Flexibility and Agility in Approach

We communicate with the business first and not from a technology perspective. We have lean-and-mean approaches to come quickly to the solutions you need. The most important goal is to have a clear, common understanding of what the business is and what it wants to become. And how you want to adapt to the changing world around you.

We set the scope enough for generality and narrow enough for success. Successful development of a business solution depends on the ability to manage the dynamic tension between scope and results. Project scope must include an area of the business wide enough to ensure sufficient generality, yet narrow enough to make success achievable in a limited time frame.

 

We use abstraction to gain business and technical agility

The challenges you face in developing a business solution are numerous and complex. To succeed, you need ways to reduce complexity without overlooking critical details. By abstracting—that is, representing complex areas of need or capability as “large” components—you can account for and capture their significance with manageable interfaces that do not overwhelm your analysis. You can then selectively explore the details of any large component as your needs dictate.

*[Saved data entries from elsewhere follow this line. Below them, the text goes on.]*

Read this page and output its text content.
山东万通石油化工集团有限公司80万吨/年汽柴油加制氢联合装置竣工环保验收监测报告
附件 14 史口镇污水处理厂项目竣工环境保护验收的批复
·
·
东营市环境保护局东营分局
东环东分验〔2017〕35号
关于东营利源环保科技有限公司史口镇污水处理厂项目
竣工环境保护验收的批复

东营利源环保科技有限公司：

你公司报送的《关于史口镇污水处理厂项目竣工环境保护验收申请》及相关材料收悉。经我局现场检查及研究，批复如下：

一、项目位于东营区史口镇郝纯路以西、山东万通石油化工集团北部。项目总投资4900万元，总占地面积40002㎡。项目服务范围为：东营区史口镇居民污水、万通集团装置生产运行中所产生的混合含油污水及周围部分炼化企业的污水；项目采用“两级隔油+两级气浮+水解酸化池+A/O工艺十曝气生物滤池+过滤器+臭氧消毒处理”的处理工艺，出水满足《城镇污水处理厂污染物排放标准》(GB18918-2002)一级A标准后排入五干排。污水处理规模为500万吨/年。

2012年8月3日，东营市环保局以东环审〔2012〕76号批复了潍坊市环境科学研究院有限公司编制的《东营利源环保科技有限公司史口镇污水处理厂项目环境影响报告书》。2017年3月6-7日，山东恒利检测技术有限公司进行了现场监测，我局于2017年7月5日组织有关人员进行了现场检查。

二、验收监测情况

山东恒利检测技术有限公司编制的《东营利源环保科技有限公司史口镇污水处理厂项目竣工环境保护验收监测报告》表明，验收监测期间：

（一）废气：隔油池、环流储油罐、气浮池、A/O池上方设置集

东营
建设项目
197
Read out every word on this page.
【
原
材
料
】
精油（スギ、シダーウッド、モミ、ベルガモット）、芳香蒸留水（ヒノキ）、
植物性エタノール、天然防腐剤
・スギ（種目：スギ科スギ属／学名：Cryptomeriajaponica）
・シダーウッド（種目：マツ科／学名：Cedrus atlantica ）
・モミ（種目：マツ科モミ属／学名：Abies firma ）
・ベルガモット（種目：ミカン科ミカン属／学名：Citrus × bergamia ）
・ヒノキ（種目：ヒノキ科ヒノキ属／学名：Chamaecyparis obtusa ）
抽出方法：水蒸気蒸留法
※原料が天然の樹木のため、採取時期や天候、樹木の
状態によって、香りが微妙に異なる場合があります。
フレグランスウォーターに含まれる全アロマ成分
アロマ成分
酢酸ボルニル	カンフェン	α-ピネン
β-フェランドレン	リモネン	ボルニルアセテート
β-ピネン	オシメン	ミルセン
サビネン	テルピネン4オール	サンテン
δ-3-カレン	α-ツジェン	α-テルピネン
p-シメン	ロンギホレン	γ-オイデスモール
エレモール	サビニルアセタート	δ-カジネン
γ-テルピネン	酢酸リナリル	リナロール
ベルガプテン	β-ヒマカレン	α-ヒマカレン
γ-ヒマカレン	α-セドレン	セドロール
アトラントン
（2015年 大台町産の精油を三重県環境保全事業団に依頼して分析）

We define and evangelize a common understanding of the system

All those involved in the project—the project team, client management, end users, and client operations staff—need to have a common understanding of the big picture and what their role is in creating it. Clearly communicate the business’s goals and objectives, the high-level vision of the final system, and how that system helps the business.

We establish priorities for the team, and use those priorities to guide the project

Eventually, every member of a systems development team needs to make decisions about how to proceed most effectively. These decisions may have a significant impact on the outcome of the project, so it is worth your time to think about and prioritize general goals in at least three areas:

Understand the general priorities and value disciplines of your business

Identification of your position regarding operational excellence, customer intimacy, and product leadership. Determine how those values affect this project and the product you are building.

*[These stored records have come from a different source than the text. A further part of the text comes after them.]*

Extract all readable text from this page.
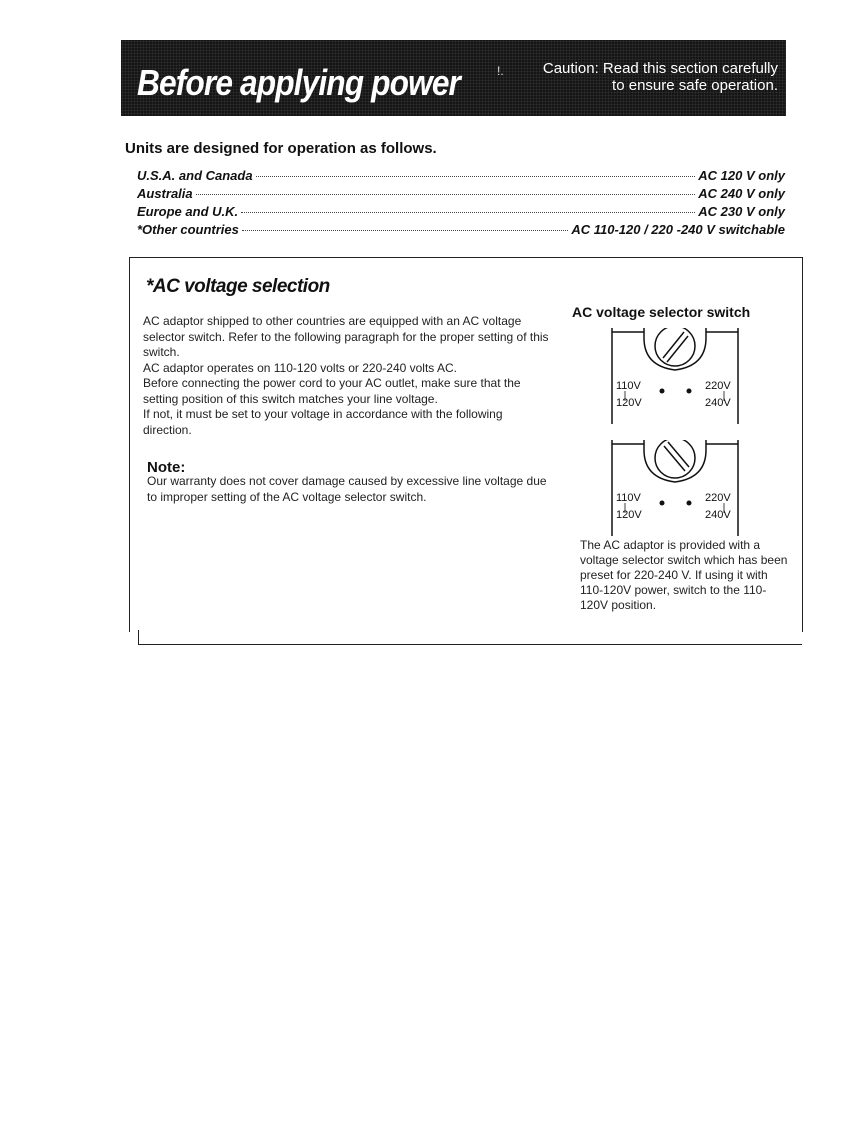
Before applying power	!.	Caution: Read this section carefully
to ensure safe operation.
Units are designed for operation as follows.
U.S.A. and Canada	AC 120 V only
Australia	AC 240 V only
Europe and U.K.	AC 230 V only
*Other countries	AC 110-120 / 220 -240 V switchable
*AC voltage selection
AC adaptor shipped to other countries are equipped with an AC voltage selector switch. Refer to the following paragraph for the proper setting of this switch.
AC adaptor operates on 110-120 volts or 220-240 volts AC.
Before connecting the power cord to your AC outlet, make sure that the setting position of this switch matches your line voltage.
If not, it must be set to your voltage in accordance with the following direction.
Note:
Our warranty does not cover damage caused by excessive line voltage due to improper setting of the AC voltage selector switch.
AC voltage selector switch
110V
120V
220V
240V
110V
120V
220V
240V
The AC adaptor is provided with a voltage selector switch which has been preset for 220-240 V. If using it with 110-120V power, switch to the 110-120V position.
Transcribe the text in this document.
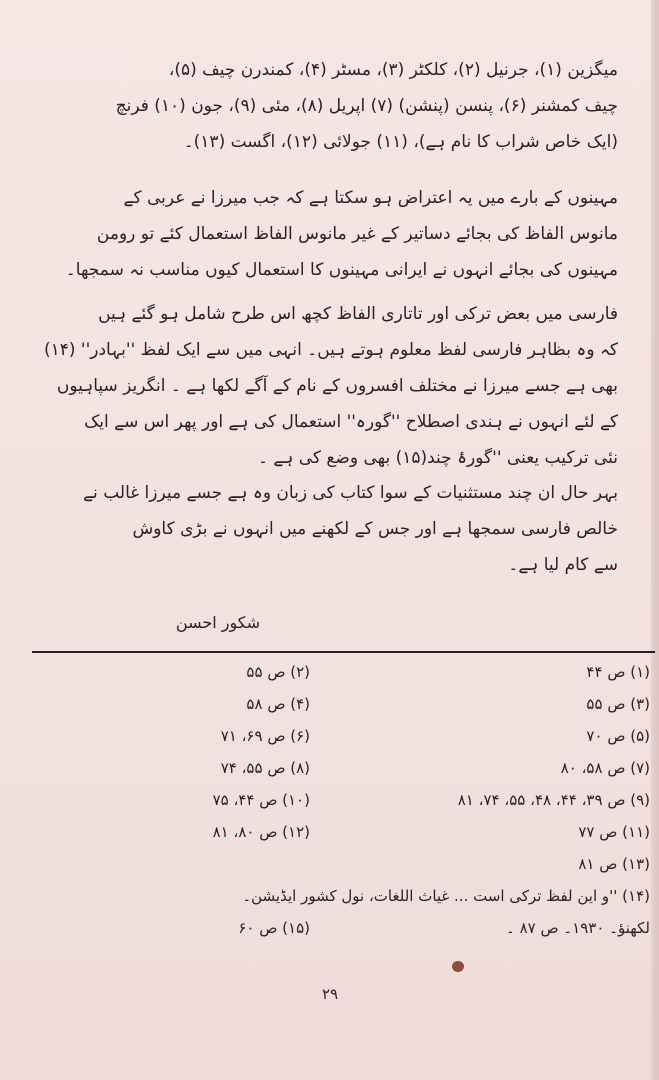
میگزین (۱)، جرنیل (۲)، کلکٹر (۳)، مسٹر (۴)، کمندرن چیف (۵)،
چیف کمشنر (۶)، پنسن (پنشن) (۷) اپریل (۸)، مئی (۹)، جون (۱۰) فرنچ
(ایک خاص شراب کا نام ہے)، (۱۱) جولائی (۱۲)، اگست (۱۳)۔
مہینوں کے بارے میں یہ اعتراض ہو سکتا ہے کہ جب میرزا نے عربی کے
مانوس الفاظ کی بجائے دساتیر کے غیر مانوس الفاظ استعمال کئے تو رومن
مہینوں کی بجائے انہوں نے ایرانی مہینوں کا استعمال کیوں مناسب نہ سمجھا۔
فارسی میں بعض ترکی اور تاتاری الفاظ کچھ اس طرح شامل ہو گئے ہیں
کہ وہ بظاہر فارسی لفظ معلوم ہوتے ہیں۔ انہی میں سے ایک لفظ ''بہادر'' (۱۴)
بھی ہے جسے میرزا نے مختلف افسروں کے نام کے آگے لکھا ہے ۔ انگریز سپاہیوں
کے لئے انہوں نے ہندی اصطلاح ''گورہ'' استعمال کی ہے اور پھر اس سے ایک
نئی ترکیب یعنی ''گورۂ چند(۱۵) بھی وضع کی ہے ۔
بہر حال ان چند مستثنیات کے سوا کتاب کی زبان وہ ہے جسے میرزا غالب نے
خالص فارسی سمجھا ہے اور جس کے لکھنے میں انہوں نے بڑی کاوش
سے کام لیا ہے۔
شکور احسن
(۱) ص ۴۴
(۲) ص ۵۵
(۳) ص ۵۵
(۴) ص ۵۸
(۵) ص ۷۰
(۶) ص ۶۹، ۷۱
(۷) ص ۵۸، ۸۰
(۸) ص ۵۵، ۷۴
(۹) ص ۳۹، ۴۴، ۴۸، ۵۵، ۷۴، ۸۱
(۱۰) ص ۴۴، ۷۵
(۱۱) ص ۷۷
(۱۲) ص ۸۰، ۸۱
(۱۳) ص ۸۱
(۱۴) ''و این لفظ ترکی است ... غیاث اللغات، نول کشور ایڈیشن۔
لکھنؤ۔ ۱۹۳۰۔ ص ۸۷ ۔
(۱۵) ص ۶۰
۲۹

Develop priorities for the project

Articulate the values and objectives of the project itself as distinguished from the product that will be produced. For example, consider trade-offs, such as technology transfer versus speed of project completion or proof-of-technical concept versus delivery of business function. Once the project stance is articulated and accepted, make it a part of the baseline and follow it without compromise.

Develop priorities for the design and construction of the product

We articulate the values and objectives for the product that is built. For example, we consider trade-offs, such as system performance versus ease of use, system cost versus system function, short-term productivity versus long-term productivity, security versus performance and ease of use. Once a project stance is adopted, we make it a part of the baseline and follow it without compromise.

We demonstrate progress through regular exhibitions

Establish a regular pattern of formal exhibition of progress to the you. This keeps you involved, uncovers major misunderstandings, and provides regular delivery events to help focus development team efforts. We demonstrate real system behavior as soon as there is anything to show.

We design and deliver solutions incrementally

We use iterative, short-cycle development, dividing the overall problem into smaller chunks that can be moved rapidly from modeling to a working prototype. 

 Web-Specific Guidelines

The increased use of the Internet as a solution delivery mechanism has introduced new issues and priorities in  development projects. Here are highlights of specific areas that come to the fore when providing  business solutions for Web-based delivery.

Branding strategies must be conveyed in the interface’s visual design

Interface design and overall visual imagery play an essential role in communicating your message and image. To ensure that the design reflects your requirements, time limits or price tags cannot be placed on the creative process. Visual design and user experience are key means for capturing and retaining audiences.

Usability is crucial

Most Web applications have a global reach, making organized training unrealistic. Usability goals on Web projects must aim at providing intuitive interfaces. Navigation and functionality of Web-based applications must be immediately apparent to the non-trained user.

Security cannot be taken for granted

Providing perfectly secure Internet applications cannot be accomplished without problems or without potentially causing user inconvenience. The security infrastructure must be carefully built to respond to your particular needs.

Be prepared to address hosting issues

Clients who are new to Web applications typically have not resolved hosting issues. They will require guidance in making hosting decisions. It is important to understand the array of hosting options and the trade-offs associated with each.

Speed to business results drives use of third-party products

In the Web environment you are under competitive pressure to go live with online solutions. Product companies focus on perfecting the solution sets they produce. For this reason, evaluation, integration, and customization of third-party components plays a major role.

Knowledge transfer is an integral component

Knowledge transfer can mean anything from providing standard project documentation, to mentoring your  developers, to assisting in hiring and building an Internet services team for the client. Make sure that the extent of this endeavor is well-defined when scoping an engagement.